Mesmo sem olhar pro lado sabia que todos os olhares na sala estavam voltados para nós dois. Em outros tempos ia amaldiçoar aquela escolha, mas agora via aquilo como a minha chance de ouro. Ela não seria louca de pedir para trocar e ia ter que me deixar se aproximar. Mais cedo ou mais tarde, confiaria em mim o suficiente para ouvir o que tinha a dizer. Mas quando parei ao lado dela no fundo da sala, soube o que fazer para que ela me escutasse naquele instante.

- Sei que não tivemos um começo muito bom, mas estamos presos um ao outro. Vamos ter que nos adaptar – disse sentando ao seu lado e ela só assentiu, sem dizer nada – Tire esses fones, não vai conseguir ouvir a aula com eles.

Puxei os fones de seu ouvido e sua reação foi tentar pegá-los de volta desesperadamente. A expressão de pânico no rosto dela deixou claro o quanto aquela novidade a estava torturando, mas antes que conseguisse pegar os fones de volta, ela parou. Olhou pra mim confusa e acabei rindo.

- O que aconteceu?
- Eu disse que também posso ouvir. Estou bloqueando o som, ao menos por um tempo.
- Como você faz isso?
- É fácil, mas leva um tempo até conseguir.
- Diga como faço isso agora.
- Não, não aqui e não agora. Depois da aula nós conversamos.
- Ozzy...
- Parvati, por favor. Preciso contar muitas coisas a você e aqui não é o lugar pra isso.
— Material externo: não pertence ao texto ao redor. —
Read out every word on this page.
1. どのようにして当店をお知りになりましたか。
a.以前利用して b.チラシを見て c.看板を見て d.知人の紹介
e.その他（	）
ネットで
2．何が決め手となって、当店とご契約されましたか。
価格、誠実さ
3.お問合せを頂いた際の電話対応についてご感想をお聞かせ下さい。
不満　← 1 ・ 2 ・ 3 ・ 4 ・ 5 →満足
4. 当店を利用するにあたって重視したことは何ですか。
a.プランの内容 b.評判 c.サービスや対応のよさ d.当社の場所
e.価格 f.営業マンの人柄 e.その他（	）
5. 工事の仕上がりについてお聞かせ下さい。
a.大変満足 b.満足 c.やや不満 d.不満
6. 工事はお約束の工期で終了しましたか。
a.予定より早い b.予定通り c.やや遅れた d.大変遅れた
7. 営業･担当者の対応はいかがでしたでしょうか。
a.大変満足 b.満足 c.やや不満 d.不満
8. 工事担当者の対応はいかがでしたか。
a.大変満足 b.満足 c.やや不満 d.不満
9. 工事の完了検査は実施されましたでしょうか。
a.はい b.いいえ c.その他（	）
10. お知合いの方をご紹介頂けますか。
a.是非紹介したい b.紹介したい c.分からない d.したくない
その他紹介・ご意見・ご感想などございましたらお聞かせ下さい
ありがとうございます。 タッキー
Ela me encarou outra vez sem dizer nada. Mais uma vez, a dúvida estava lá. Ela ainda não sabia se podia confiar em mim, mas ao mesmo tempo sabia que precisava. Por fim acabou assentindo e continuei ao seu lado, bloqueando os pensamentos para que ela pudesse assistir à aula sem os fones. Não trocamos mais nenhuma palavra até o fim da aula e quando deu 21h e fomos liberados, ela me acompanhou sem hesitar até o pátio. Não tinha ninguém ali, todos que saiam das aulas iam direto para as repúblicas, então não teria uma oportunidade e lugar melhor para contar tudo de uma vez.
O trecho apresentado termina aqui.